Credential manager system used by Cisco, IBM, F5 has been breached

Pearson VUE, a provider of computer-based assessment testing for regulatory and certification boards, has announced that its Credential Manager system (PMC) has been compromised by an unauthorized third party with the help of malware.

Pearson VUE is part of Pearson, the world’s largest learning company. Over 450 credential owners (including IT organizations such as IBM, Adobe, etc.) across the globe use the company’s solutions to develop, manage, deliver and grow their testing programs.

“PCM is a credential management system used by a subset of Pearson VUE’s credentialing, certification and licensing customers.
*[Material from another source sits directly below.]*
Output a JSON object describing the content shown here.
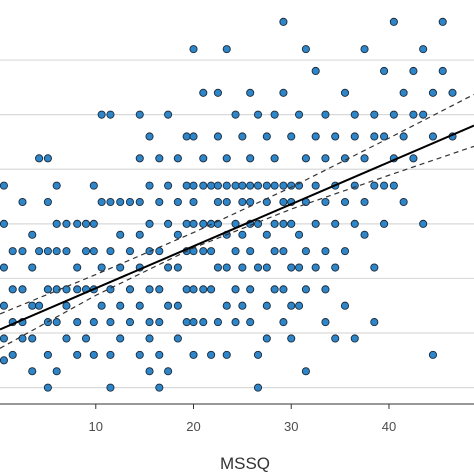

Many of these customers refer to the platform by a different name with their candidates/members,” the company explained in a FAQ.

“If your credentialing, certification or licensing organization has posted information about this or communicated with you about the issue directly, then it’s likely that you use this platform. It is important to note there is no indication at this time that the issue involved the Pearson VUE Testing System, the PearsonVUE.com website or any other Pearson/Pearson VUE systems. The issue is isolated to the PCM system.”

The PCM system remains offline for now.

The company is still assessing the scope of the breach, and says that they do not think that US Social Security numbers or full payment card information were compromised. But because the PMC is custom designed to fit specific customer requirements, they are still looking into how this incident affected each of their customers.

The company will be contacting affected customers and individuals, but has warned them not to fall for potential phishing schemes impersonating the company and asking for sensitive information.

F5, which uses the affected system for its F5 Certified exams, has shared more information about what type of information could have been compromised.

“According to Pearson VUE, an unauthorized party may have improperly gained access to information related to users that could include: names, postal addresses, phone numbers, email addresses, user IDs and, in some cases, last four digits of credit card numbers and dates of birth,” they announced.

“As a precaution, Pearson VUE has taken its Credential Manager System offline and has informed us that it will remain offline until this matter has been resolved. As a result, all F5 certification processes are on hold until Pearson VUE gets its Credential Manager System back on line—our apologies for this inconvenience.”

Cisco’s Certifications Tracking System has also been affected and it’s down.

“PCM is an important part of Cisco’s certification ecosystem, as it enables individual users to manage and track their CCIE, CCNA, CCNP and other Cisco certifications directly through Pearson’s platform,” Chris Jacobs, Director of Certifications & Lab Delivery Technical Services at Cisco, explained

An unauthorized party may have accessed limited personal information from PCM, though we believe the impact to Cisco users does not include as many data fields as the broader user audience. At this time, we believe that the compromised information, as it relates to individuals who have taken exams for and hold Cisco certifications, is limited to: name, mailing address, email address and phone number. So, while you may see reports of additional types of personal information being potentially compromised on the PCM platform, we have been informed that this is not the case with respect to the Cisco certification user profiles.”